Oil prices steadied on Friday, but fell for the week on a stronger US dollar and fears that an economic slowdown would weaken crude demand.
Brent crude futures settled at $96.72 a barrel, gaining 13 cents. US West Texas Intermediate crude ended 27 cents higher at $90.77. Both benchmarks fell about 1.5% on the week, reports Reuters.
Oil briefly jumped in volatile trade on comments by Richmond Federal Reserve President Thomas Barkin who said the drive to raise rates also needs to be balanced with the impact rate hikes are having on the economy.
But crude pared gains as investor concerns about upcoming rate hikes settled back in.
Strength in the US dollar hit a five-week high, which also capped crude’s gains as it makes oil more expensive for buyers in other currencies.
“Although the oil complex has been able to shrug off a strong dollar on any given session, extended strong dollar trends will pose a major headwind against sustainable oil price gains,” Jim Ritterbusch, of oil trading advisory firm Ritterbusch and Associates, said in a note.
In a sign of easing oil supply tightness, the price gap between prompt and second-month Brent futures has narrowed by about $5 a barrel since the end of July to under $1. The spread for WTI has shrunk to a 39-cent premium from a nearly $2 premium in late July.

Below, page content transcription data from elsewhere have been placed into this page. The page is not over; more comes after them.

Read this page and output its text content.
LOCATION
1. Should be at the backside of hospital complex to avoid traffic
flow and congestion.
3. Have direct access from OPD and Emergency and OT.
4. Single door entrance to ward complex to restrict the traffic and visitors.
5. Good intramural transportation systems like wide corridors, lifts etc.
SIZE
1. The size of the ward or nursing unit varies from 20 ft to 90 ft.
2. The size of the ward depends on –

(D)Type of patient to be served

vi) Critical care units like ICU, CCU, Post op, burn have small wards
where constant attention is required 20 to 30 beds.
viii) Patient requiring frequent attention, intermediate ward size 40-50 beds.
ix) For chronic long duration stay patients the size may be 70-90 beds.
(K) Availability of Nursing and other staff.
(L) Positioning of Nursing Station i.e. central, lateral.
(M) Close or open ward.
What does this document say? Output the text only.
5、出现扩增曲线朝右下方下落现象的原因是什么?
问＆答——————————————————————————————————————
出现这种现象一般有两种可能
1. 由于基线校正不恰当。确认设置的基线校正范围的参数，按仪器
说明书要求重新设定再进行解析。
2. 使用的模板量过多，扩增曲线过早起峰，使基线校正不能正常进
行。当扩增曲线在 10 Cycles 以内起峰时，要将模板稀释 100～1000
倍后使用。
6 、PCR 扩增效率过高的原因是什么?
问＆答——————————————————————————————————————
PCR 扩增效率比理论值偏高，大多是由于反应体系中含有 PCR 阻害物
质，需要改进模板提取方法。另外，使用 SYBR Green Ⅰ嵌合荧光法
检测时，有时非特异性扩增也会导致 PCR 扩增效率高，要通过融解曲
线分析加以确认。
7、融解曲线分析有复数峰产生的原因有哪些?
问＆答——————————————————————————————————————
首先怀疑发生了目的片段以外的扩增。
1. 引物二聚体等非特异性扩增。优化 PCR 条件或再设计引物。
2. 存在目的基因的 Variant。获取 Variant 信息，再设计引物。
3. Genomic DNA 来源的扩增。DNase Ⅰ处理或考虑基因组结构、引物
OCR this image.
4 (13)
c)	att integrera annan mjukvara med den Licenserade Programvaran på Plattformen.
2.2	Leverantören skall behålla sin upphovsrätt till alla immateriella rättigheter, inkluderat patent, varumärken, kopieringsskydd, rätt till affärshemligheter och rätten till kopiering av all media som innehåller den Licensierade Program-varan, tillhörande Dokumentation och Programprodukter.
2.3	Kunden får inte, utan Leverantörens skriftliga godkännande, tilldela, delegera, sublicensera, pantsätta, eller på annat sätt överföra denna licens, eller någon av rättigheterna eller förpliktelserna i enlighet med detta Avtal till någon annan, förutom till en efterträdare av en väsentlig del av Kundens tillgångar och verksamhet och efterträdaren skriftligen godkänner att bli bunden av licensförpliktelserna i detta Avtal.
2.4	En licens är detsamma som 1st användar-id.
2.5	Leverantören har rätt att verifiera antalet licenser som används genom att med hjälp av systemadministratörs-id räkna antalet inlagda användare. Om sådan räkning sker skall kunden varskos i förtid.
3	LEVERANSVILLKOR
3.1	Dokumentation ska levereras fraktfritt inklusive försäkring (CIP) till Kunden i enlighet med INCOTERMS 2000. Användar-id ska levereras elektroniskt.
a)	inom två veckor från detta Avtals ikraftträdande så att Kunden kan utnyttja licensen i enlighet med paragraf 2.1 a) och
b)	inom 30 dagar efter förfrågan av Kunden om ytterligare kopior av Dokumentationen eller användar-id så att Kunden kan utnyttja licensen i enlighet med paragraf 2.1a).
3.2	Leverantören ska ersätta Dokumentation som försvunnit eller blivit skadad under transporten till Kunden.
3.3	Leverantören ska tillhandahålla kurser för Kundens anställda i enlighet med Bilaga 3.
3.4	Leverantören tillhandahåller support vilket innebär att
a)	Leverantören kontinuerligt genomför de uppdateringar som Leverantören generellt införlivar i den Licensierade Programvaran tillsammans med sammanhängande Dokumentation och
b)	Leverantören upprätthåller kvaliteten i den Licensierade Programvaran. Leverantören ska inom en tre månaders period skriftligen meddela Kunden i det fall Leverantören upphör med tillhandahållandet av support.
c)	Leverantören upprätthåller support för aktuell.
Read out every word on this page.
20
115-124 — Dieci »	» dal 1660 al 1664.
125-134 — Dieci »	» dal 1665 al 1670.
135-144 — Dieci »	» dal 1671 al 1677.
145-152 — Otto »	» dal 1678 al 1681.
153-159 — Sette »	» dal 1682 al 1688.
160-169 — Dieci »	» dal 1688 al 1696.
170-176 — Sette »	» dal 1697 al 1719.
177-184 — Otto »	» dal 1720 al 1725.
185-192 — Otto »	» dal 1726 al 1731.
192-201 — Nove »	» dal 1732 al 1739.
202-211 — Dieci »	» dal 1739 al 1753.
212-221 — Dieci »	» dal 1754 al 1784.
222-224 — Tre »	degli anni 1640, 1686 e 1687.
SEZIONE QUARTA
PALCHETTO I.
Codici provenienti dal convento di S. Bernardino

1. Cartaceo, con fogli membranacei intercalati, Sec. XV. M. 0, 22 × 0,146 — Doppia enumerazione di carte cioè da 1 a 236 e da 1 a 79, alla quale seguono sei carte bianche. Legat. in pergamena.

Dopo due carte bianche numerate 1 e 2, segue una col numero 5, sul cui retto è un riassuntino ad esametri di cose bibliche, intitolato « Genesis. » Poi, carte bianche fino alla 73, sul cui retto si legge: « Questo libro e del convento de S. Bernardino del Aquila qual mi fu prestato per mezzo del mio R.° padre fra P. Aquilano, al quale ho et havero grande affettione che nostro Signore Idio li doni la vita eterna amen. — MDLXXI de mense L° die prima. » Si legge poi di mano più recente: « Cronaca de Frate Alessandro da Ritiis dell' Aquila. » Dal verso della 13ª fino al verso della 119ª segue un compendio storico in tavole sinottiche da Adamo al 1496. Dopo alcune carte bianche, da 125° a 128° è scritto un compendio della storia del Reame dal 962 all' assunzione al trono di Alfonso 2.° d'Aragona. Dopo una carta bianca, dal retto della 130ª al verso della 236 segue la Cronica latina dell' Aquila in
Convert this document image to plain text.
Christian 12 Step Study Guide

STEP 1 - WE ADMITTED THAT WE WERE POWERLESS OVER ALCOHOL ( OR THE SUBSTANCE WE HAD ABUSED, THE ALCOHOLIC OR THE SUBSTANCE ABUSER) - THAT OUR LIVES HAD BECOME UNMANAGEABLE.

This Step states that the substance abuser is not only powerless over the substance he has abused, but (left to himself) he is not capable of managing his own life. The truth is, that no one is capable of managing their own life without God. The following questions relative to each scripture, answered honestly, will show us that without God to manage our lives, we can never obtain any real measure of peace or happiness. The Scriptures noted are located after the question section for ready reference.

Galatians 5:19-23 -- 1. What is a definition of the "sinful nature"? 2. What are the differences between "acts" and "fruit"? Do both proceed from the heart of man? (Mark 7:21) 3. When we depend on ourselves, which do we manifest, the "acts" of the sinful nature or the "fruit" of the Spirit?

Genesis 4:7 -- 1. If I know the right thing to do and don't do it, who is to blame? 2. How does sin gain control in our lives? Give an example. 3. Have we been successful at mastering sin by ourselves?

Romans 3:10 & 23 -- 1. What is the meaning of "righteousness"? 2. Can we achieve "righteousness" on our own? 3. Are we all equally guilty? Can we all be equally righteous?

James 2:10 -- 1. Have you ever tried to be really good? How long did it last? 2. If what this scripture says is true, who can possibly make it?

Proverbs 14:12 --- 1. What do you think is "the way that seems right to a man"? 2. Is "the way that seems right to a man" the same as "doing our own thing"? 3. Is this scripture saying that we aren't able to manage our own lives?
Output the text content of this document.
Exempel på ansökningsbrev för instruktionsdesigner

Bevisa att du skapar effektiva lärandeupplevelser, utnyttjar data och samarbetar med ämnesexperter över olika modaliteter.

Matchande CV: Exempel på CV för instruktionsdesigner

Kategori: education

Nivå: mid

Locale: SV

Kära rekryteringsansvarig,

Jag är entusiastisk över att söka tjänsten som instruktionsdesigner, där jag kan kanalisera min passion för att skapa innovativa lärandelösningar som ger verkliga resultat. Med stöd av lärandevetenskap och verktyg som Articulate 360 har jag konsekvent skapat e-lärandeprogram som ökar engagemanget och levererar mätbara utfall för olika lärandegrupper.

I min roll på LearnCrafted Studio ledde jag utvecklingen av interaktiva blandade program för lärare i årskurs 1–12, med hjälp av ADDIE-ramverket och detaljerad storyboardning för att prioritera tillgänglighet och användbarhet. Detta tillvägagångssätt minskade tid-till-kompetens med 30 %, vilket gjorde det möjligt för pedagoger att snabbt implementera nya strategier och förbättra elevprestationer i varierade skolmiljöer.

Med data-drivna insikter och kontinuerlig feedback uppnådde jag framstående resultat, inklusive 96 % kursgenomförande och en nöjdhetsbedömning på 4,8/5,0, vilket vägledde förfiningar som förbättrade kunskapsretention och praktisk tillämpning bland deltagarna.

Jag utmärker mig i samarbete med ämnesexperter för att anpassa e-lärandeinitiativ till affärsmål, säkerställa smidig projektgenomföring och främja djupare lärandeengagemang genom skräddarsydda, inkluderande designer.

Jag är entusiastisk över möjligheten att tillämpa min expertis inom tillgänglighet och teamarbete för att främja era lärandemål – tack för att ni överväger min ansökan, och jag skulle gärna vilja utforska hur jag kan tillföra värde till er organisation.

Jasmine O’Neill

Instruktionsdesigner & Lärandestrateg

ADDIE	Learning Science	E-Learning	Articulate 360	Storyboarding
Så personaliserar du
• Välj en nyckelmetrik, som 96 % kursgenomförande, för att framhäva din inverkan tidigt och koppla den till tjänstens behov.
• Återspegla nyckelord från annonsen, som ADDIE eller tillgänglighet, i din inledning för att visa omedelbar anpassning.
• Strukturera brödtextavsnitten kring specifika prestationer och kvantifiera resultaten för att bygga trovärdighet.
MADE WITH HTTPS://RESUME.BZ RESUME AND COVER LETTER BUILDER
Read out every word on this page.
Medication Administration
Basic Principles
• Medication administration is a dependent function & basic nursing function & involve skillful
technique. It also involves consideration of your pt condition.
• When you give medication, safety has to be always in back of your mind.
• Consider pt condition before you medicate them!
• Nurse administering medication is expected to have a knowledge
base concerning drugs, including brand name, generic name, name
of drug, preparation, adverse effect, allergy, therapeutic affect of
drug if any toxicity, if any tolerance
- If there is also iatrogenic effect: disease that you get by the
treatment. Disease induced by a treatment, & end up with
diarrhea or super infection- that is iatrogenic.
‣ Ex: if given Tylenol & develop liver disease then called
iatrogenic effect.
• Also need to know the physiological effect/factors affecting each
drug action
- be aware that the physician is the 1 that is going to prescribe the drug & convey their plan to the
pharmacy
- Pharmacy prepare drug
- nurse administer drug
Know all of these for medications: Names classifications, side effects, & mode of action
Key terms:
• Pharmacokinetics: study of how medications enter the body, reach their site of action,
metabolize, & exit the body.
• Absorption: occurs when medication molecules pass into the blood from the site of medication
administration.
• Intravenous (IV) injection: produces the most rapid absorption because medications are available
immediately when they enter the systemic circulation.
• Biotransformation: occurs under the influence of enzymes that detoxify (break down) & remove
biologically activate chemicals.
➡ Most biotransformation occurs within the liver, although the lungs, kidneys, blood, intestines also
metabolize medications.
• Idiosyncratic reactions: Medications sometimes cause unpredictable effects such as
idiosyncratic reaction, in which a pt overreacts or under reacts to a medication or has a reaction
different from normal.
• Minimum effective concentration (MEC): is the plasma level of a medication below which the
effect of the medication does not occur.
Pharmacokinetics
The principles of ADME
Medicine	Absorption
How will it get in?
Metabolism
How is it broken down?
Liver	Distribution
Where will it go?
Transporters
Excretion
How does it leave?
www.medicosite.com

Haitham Al Ghais, the new secretary general of the Organization of the Petroleum Exporting Countries, told Reuters he was optimistic about oil demand into 2023.
OPEC is keen to ensure Russia remains part of the OPEC+ group, Al Ghais said ahead of a Sept. 5 meeting.
Supplies could tighten again when European buyers start seeking alternative supplies to replace Russian oil ahead of European Union sanctions that take effect from Dec. 5.
“We calculate the EU will need to replace 1.2 million barrels per day of seaborne Russian crude imports with crude from other regions,” consultancy FGE said in a note.
Data earlier this week showed US crude inventories fell sharply as the world’s top producer exported a record 5 million barrels of oil per day last week, with oil companies finding demand from European nations looking to replace Russian crude.
However, the number of US oil rigs, an early indicator of future supply, was unchanged at 601 this week, according to Baker Hughes Co (BKR.O), as energy companies slowly increase production to pre-pandemic levels with shale oil output in September expected to hit its highest since March 2020.
Money managers, meanwhile, cut their net long US crude futures and options positions in New York and London by 18,389 contracts to 154,824 in the week to Aug. 16, the US Commodity Futures Trading Commission (CFTC) said.